Moncef Marzouki sera-t-il président de la moitié, des deux tiers ou de toute la patrie ?
« Toute vieillesse est un naufrage », cette sentence d'un
écrivain universel, néanmoins francophone, André Malraux, c'est tout ce
que m'inspire la honteuse provocation de Tahar Hmila, doyen des élus de
la Constituante et président du groupe parlementaire du CPR, parti du Dr
Moncef Marzouki. Il visait les sit-inneurs devant le palais du Bardo,
fustigeant pêle-mêle l'UGTT et les « déchets » de la
francophonie !
L'après-midi même la réaction de l'UGTT ne s'est pas fait
attendre : sur les ondes de ShemsFM, son secrétaire général adjoint
envoyé depuis quelques semaines sur tous les plateaux pour hisser le
panache syndical, Abid Briki, infligea une sacrée dérouillée à Tahar
Hmila.
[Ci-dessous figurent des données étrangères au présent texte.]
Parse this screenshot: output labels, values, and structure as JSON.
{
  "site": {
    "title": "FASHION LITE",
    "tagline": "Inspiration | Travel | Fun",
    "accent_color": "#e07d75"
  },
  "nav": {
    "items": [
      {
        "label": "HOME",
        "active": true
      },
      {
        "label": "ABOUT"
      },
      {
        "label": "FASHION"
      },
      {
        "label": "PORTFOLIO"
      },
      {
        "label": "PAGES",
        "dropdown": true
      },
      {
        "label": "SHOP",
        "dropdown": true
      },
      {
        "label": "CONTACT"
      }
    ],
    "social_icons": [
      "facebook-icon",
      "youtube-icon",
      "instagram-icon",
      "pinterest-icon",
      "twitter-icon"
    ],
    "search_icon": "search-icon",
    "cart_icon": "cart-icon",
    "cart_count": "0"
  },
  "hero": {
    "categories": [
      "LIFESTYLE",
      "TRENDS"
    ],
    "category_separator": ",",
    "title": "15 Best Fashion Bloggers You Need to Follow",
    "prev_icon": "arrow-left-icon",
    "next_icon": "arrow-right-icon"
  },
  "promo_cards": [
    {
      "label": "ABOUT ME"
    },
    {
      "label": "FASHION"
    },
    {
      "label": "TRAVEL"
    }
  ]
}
Ce n'était que des mots mais ils ont dû le faire tomber en
apoplexie, ce vieil homme qui ne semble plus en mesure de maîtriser ses
pulsions : khraf !
La centrale syndicale tient ses archives et ne se souvient pas des
titres de gloires militantes que Tahar Hmila s'attribue au titre de
syndicaliste et de grand résistant contre La main rouge devant
l'éternel.
En revanche Abid Briki rappela qu'il fut président de la cellule
destourienne au temps de Mohamed Sayeh et rebelote en 1987. Fulminant,
le tribun syndical menaçait en conclusion d'ouvrir encore plus largement
des « dossiers d'histoire » auxquels ni Tahar Hmila ni
d'autres peut-être ne devraient échapper.
C'est que l'UGTT est un grand cactus auquel il est redoutable de se
frotter. « Le rebut » de la francophonie, ses
« détritus », sa lie, voilà le compliment que Tahar Hmila du
haut de son arabitude décerne à l'opposition moderniste, qualifiée dans
son ensemble de « vaincus », de « perdants », de
nuls, zéros pointés, bref de sous-merde de l'humanité !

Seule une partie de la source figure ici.